Collecting in General:
- Spend time learning about art and individual artists instead of following the latest art trends or styles of the moment. Popularity does not insure an artist will go up in value over the years.
- Educating yourself about up and coming artists can help you purchase wonderful work that you can afford before it becomes inflated. While purchasing expensive pieces by already established artists is one method of collecting it's not necessarily the most profitable in the long term and certainly not the only way.
- Buy what you love. The artwork you purchase will be in your home for a long time. Make sure it will enhance your décor and add to your quality of life for years to come.
- There is no 'right' way to collect art. Each collector has their own method of purchasing art, and it can vary from buying bundles of art at one time to purchasing a select piece once every year or two or commissioning a favourite artist to create an individual work with personal meaning, etc. Find the style of collecting that best suits you and stick with that.
- Ask questions. A reputable art dealer or gallery should never hesitate to answer whatever questions you may have when considering the purchase of an artwork. Provenance, condition, artist information, and history are all aspects of the piece that are very important to its value and your enjoyment of the work.
- Meet with a professional corporate art consultant or gallery before making any costly purchases. An experienced professional will guide you in the right direction in terms of how many pieces to purchase, what style of work to include, where to install artwork, and any other crucial decisions.
- Identify a style of artwork that expresses your company’s overall image while complementing the existing office aesthetic. For example: If your company, business or establishment is a tech firm housed in a loft space with chrome fixtures and exposed duct work, contemporary abstract artwork may be the best match for you. In the reception area of an established law firm, decorated with dark woods and conservative lighting, traditional landscapes, portraiture or still life may be better suited for the space.

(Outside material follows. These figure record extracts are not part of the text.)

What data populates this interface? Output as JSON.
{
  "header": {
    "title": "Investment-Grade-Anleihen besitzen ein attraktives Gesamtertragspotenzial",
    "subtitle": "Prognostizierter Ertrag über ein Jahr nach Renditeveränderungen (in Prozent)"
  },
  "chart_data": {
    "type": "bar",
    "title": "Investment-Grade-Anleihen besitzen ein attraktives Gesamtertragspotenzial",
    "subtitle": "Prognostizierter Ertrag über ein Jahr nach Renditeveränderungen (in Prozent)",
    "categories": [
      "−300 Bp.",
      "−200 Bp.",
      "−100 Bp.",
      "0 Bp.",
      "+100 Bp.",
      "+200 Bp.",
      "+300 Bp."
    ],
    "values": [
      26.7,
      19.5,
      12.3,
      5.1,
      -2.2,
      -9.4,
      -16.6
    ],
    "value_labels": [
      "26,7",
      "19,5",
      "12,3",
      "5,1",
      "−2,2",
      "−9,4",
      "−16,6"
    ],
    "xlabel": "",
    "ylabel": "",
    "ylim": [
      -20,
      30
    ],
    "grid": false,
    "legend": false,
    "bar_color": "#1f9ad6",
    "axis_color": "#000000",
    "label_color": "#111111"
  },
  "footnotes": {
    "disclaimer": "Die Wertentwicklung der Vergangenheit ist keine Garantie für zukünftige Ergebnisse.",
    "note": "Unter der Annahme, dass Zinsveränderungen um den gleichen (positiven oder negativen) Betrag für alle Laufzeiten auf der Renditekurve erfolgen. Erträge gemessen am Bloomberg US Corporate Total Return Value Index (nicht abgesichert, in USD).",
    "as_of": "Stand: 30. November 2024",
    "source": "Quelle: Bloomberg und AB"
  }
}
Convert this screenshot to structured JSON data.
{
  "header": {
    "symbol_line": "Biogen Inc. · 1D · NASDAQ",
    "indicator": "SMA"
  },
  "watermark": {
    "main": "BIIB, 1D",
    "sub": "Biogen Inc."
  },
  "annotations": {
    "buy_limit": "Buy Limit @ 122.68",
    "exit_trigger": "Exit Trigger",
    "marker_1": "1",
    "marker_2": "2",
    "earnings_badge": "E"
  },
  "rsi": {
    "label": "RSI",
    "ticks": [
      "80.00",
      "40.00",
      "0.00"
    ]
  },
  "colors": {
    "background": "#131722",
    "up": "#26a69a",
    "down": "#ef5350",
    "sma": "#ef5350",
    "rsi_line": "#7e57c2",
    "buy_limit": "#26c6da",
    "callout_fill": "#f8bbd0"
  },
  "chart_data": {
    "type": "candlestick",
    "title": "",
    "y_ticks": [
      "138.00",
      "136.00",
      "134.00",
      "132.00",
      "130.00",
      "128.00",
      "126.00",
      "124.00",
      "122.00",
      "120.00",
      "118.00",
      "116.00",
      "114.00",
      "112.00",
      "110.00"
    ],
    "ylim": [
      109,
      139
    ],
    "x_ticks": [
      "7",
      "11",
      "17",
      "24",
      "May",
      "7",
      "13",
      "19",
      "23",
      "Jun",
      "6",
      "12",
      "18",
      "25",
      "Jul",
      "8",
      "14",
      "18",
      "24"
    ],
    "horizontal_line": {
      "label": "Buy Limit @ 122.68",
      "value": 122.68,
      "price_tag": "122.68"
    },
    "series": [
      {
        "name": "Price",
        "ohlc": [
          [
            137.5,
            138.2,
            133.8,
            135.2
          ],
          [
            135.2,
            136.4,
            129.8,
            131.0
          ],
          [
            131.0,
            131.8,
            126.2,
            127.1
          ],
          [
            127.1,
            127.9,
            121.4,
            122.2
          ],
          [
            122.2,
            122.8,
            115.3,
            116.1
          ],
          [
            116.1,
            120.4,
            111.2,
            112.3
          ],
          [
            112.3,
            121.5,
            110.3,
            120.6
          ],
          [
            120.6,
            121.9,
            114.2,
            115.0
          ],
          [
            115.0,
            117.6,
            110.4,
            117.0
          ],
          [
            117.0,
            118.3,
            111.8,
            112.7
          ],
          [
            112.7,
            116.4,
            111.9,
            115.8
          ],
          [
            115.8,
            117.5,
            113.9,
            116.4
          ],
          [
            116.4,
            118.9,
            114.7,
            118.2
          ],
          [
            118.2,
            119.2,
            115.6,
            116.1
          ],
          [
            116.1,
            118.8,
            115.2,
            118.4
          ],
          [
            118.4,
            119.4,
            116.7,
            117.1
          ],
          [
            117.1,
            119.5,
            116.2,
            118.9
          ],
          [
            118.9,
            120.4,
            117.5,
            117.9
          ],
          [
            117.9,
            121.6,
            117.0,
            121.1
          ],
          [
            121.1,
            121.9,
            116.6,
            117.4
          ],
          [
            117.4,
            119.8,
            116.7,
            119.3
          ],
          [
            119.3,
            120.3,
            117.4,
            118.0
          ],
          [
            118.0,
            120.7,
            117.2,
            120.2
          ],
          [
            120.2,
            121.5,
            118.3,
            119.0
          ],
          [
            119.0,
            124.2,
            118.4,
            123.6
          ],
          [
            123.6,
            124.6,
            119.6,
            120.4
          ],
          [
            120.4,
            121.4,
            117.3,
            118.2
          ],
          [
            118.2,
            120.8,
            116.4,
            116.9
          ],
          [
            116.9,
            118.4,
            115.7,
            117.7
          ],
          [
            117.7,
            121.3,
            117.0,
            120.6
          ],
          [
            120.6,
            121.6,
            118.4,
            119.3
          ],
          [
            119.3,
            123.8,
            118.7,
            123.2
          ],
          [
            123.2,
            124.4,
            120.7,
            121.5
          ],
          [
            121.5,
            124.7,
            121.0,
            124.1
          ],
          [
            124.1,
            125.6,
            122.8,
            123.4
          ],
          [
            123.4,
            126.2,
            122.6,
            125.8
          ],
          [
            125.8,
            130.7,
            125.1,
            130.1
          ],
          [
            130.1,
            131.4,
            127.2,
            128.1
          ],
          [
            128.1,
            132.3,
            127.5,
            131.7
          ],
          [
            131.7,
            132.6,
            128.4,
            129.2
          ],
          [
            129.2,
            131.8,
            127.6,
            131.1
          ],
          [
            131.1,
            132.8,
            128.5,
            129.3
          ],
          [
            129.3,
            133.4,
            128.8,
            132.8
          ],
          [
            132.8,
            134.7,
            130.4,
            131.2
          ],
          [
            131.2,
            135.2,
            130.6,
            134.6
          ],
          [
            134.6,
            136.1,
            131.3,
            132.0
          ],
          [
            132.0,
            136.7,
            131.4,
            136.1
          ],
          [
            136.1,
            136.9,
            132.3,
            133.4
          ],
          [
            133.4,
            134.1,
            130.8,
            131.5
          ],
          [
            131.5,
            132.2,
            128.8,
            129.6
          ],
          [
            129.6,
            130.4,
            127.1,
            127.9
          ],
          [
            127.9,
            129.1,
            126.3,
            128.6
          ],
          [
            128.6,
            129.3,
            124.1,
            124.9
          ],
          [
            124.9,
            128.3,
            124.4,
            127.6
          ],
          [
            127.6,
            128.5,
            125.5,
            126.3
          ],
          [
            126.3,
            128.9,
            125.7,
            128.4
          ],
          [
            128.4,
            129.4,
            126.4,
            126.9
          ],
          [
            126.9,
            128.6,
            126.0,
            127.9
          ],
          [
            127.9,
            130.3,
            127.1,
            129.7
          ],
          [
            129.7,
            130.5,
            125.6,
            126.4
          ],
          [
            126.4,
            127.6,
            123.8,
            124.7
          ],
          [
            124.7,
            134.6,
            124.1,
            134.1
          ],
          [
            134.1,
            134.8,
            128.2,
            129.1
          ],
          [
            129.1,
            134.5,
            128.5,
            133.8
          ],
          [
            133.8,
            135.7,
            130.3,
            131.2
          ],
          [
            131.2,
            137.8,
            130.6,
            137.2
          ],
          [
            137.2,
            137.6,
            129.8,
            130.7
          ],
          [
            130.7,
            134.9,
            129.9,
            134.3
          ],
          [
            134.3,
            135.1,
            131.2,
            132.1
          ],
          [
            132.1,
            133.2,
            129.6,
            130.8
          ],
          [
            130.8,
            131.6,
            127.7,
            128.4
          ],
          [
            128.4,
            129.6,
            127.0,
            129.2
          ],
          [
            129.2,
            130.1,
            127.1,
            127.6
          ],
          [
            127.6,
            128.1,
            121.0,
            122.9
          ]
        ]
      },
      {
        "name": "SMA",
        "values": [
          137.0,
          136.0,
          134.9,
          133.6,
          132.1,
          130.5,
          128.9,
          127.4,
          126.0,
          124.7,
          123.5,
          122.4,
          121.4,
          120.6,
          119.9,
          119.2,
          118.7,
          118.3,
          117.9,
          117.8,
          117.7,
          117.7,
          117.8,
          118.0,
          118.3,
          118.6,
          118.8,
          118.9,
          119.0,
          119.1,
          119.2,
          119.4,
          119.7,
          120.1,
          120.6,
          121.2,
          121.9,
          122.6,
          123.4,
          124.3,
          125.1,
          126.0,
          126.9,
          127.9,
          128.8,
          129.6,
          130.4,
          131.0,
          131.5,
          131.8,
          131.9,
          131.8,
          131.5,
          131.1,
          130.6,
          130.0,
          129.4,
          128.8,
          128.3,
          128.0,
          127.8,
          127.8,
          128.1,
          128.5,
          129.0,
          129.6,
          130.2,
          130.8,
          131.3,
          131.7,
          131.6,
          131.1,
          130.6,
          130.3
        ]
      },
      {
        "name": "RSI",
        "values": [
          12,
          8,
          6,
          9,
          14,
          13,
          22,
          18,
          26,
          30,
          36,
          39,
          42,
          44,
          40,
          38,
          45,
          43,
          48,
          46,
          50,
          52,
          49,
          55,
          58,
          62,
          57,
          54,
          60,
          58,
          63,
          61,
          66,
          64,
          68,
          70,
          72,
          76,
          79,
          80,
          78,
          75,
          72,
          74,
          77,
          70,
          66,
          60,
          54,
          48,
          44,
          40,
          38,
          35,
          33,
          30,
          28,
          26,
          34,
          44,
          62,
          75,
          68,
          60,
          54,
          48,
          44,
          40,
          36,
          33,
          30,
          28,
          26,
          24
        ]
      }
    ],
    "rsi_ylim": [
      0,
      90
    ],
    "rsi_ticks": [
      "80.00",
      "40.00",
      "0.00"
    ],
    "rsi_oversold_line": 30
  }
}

- Support the local community. Many companies build their collection around a backbone of local artists. This shows clients, employees, and the city their loyalty and appreciation to the community and usually leads to some excellent opportunities for local and national publicity.
- Keep your clients in mind. The artwork a company displays sends a direct message to clients and will leave an impression. While you may like a particular piece, if the artwork you choose to display is offensive or confrontational, you run the risk of deterring the client.
- Keep track of details. Make sure to have an appointed employee or art consultant catalogue your artwork as it is purchased and update records as necessary. Careful record keeping of artwork details can prevent confusion in the future concerning damage, loss, and value.